自分自身が二人を祝福できたという事実を作るために、エレオノールはアルベールとシャルロットが結ばれることを願っている。
アルベールとシャルロットの気持ちを蔑ろにしているのだ。本当に、エレオノールは自分勝手だ。
シャルロットは視線を手元のティーカップに落とす。
「『レティシアの物語』、とっても素敵なお話でしたね。レティシアが大好きな王子様と幸せになるために頑張る物語。皆もレティシアのことが大好きで、応援してくれて――愛と優しさに溢れた素敵なお話でした」
シャルロットはティーカップのふちをなぞる。一口紅茶を飲むと、シャルロットは真っ直ぐエレオノールを見つめた。

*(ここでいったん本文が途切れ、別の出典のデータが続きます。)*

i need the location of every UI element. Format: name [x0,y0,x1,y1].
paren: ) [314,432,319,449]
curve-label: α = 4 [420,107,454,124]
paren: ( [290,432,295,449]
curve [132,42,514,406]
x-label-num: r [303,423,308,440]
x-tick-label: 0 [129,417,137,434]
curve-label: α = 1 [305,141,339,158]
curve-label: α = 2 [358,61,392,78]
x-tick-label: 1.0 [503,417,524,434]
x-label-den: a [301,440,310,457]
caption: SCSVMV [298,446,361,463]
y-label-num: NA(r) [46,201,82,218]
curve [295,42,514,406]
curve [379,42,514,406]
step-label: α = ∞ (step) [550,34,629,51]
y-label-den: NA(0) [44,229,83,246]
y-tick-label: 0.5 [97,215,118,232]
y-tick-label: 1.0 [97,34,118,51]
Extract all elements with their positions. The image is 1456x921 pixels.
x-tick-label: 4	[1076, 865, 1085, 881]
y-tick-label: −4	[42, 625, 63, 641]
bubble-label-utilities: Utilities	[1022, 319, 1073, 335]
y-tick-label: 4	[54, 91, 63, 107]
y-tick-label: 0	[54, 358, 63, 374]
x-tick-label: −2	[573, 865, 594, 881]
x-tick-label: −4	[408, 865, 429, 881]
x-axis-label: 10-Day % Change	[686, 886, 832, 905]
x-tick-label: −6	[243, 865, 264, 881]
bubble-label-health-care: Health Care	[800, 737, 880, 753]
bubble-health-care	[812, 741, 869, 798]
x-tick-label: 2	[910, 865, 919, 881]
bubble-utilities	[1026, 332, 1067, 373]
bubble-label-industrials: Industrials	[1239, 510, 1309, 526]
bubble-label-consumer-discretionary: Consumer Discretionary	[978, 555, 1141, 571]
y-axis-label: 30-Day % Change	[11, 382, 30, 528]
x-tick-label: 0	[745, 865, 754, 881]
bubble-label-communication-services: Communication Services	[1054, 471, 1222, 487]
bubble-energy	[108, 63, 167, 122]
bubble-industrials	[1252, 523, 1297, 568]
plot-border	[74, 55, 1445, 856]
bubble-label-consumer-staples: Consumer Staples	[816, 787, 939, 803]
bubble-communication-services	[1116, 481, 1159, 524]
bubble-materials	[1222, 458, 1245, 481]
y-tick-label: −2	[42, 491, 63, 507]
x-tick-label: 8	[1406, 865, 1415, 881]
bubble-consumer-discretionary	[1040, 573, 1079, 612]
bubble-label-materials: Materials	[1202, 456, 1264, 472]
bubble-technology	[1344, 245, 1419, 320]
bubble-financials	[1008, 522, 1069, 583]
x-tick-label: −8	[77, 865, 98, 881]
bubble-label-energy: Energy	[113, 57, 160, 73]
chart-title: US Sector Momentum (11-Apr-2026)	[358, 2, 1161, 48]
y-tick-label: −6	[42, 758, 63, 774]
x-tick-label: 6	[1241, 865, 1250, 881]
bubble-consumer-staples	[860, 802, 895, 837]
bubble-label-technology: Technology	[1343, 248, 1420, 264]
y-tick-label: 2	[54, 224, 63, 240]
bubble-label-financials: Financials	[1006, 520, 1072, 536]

「私は私自身がレティシアに似てるなんて思いません。あんなに女の子らしくありませんし、誰にでも寛大じゃありません」
はっきりと、シャルロットは否定の言葉を口にした。そして、「でも」と言葉を続ける。
「エリー様が望むなら、貴方の望みを叶えます」
エレオノールは目を瞠る。
それはどういう意味だろう。
「三日後、王宮で隣国と同盟を結んだことを祝して夜会が開かれるんです。アルベール様とお二人で、この夜会に参加してください」
困惑しているエレオノールにシャルロットは微笑んだ。